Drought has plunged millions of Zambians and Zimbabweans into darkness as hydro-power dams drain, and their governments’ debt is making matters worse.
Rolling electricity blackouts lasting 18 hours a day have choked the two economies. Ballooning debt has left them unable to afford to import enough power to help cushion shortages. Even if they could, the region’s biggest supplier, Eskom, doesn’t have enough capacity to keep the lights on in South Africa.
The power crises in the three countries has exacerbated economic strain. Zimbabwe’s gross domestic product is expected to shrink this year, Zambia is on course for the slowest expansion in more than two decades and South Africa is staring down a second recession in as many years.
The downward spiral has been years in the making, as cash-strapped electricity utilities failed to replace aging plants and build new ones fast enough to keep up with demand, according to Kay Walsh, managing director at Nova Economics in Stellenbosch, near Cape Town. The drought has only magnified the problem, she said.
“Everything has come to a head at a very unfortunate time, but the problems had been brewing,” Walsh said. “They can’t actually afford to replace their capacity. It’s either a sharp increase in tariffs or it’s got to be funded by the taxpayer.”

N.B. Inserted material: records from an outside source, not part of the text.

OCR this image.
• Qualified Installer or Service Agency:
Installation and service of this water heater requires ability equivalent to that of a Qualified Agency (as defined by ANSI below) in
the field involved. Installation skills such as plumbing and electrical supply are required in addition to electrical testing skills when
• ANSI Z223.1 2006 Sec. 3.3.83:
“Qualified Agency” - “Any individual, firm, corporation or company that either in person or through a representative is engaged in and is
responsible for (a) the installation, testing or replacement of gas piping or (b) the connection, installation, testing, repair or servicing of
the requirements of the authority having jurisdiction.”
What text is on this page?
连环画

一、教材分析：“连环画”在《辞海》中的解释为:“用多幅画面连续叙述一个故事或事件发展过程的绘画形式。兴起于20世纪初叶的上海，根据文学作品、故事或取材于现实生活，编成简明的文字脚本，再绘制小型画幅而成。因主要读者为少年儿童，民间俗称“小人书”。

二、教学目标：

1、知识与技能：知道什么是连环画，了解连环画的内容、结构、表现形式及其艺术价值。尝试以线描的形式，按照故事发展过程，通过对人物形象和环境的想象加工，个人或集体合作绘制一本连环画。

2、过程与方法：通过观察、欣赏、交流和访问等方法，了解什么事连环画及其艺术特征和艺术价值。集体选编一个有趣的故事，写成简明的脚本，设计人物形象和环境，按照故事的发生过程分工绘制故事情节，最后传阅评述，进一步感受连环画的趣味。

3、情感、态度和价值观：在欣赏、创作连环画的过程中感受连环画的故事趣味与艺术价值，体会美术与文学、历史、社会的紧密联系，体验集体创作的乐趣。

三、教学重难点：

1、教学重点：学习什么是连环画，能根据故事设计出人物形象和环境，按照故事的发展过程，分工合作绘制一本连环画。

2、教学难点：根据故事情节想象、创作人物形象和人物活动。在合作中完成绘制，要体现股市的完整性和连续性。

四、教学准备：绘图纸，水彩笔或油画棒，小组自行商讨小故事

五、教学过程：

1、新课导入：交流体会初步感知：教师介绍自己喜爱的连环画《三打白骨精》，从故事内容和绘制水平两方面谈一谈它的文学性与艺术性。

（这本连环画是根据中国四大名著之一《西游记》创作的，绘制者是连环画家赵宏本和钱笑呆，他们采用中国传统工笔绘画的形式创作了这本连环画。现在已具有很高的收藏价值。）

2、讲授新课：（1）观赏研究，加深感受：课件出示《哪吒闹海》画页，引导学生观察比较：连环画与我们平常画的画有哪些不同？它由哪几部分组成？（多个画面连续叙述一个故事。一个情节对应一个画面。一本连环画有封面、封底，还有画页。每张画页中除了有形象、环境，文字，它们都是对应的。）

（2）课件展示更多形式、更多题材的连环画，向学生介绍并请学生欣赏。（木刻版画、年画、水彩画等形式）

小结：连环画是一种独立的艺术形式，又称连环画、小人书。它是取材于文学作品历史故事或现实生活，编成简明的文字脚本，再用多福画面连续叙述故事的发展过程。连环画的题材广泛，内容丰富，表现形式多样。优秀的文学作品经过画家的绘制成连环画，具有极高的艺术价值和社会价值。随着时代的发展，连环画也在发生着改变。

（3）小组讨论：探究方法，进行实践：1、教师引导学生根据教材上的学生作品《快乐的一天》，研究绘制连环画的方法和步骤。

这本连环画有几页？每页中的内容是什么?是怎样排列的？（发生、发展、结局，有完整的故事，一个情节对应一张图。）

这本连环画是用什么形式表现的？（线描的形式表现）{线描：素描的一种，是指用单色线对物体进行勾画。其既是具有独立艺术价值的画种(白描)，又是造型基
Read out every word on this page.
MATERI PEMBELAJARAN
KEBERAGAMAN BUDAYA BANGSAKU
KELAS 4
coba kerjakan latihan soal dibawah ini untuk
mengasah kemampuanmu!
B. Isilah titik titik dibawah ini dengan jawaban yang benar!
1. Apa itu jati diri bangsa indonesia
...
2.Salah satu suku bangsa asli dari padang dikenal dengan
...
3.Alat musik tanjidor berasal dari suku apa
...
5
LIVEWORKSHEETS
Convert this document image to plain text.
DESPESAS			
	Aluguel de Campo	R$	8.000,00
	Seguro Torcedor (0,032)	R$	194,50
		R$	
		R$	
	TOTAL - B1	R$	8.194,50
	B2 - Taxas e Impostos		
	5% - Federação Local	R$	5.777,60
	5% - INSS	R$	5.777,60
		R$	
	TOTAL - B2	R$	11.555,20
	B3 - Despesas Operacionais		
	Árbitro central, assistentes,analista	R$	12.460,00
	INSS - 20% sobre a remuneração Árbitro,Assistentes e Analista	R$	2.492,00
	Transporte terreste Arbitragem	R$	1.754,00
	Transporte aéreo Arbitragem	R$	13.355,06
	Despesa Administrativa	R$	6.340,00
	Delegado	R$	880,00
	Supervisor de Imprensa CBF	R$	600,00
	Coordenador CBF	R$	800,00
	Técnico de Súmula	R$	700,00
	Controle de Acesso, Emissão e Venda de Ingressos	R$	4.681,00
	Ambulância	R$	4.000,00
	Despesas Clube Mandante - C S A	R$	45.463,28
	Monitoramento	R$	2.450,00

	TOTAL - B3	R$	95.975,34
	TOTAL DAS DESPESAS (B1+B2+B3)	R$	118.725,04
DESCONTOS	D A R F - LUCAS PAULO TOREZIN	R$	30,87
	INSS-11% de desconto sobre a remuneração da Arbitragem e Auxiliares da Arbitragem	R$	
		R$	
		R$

Turbines at Kariba, the world’s biggest man-made reservoir, could be forced to shut completely after water levels dropped to the lowest level in 23 years, and continue to fall. A disastrous scenario for both economies.
Electricity prices will need to rise, Walsh said. That would add to inflation woes – Zimbabwe’s consumer prices surged an estimated 481% last month, and in Zambia price growth is at a three-year high.
Historically, the two countries have relied on cheap electricity from Kariba. As populations have grown and more people are connected to the grid, governments didn’t raise tariffs enough to afford to build new production capacity.
Borrowing more to pay for plants will be difficult. Zambia’s sovereign debt will reach 96% of gross domestic product next year, while Zimbabwe can’t take on more debt until it settles its arrears with international lenders.
Zimbabwe more than tripled power tariffs in October and will need to act again, while Zambia has warned that an announcement on prices is imminent.
That Zambia “is in a debt-induced crisis implies that very few external, and some domestic, suppliers of electricity are willing to guarantee additional supply without onerous demands which Zambia is unlikely to satisfy,” said Grieve Chelwa, a senior economics lecturer at the University of Cape Town. “So the sum total of this has made the situation worse now than before.
People including Brown Liamba, a 30-year-old who owns a printing shop in Lusaka, Zambia’s capital, would rather pay higher prices for electricity if it meant more reliable supply. It will still cost less than the fuel he has to buy to run a generator.
”If that’s the only option to sort out the load-shedding, and me running my business, I’d rather pay double,” he said, using a regional term for rolling blackouts.
Even with higher prices, the power deficits in Zambia and Zimbabwe won’t disappear overnight. It will take at least a couple of years for hydro-power dams to recover. And small businesses like Liamba’s that account for the bulk of economic activity in the two nations will continue to struggle.
“The impact is going to be substantial,” Chelwa said. “Electricity, is the lifeblood of any economy.”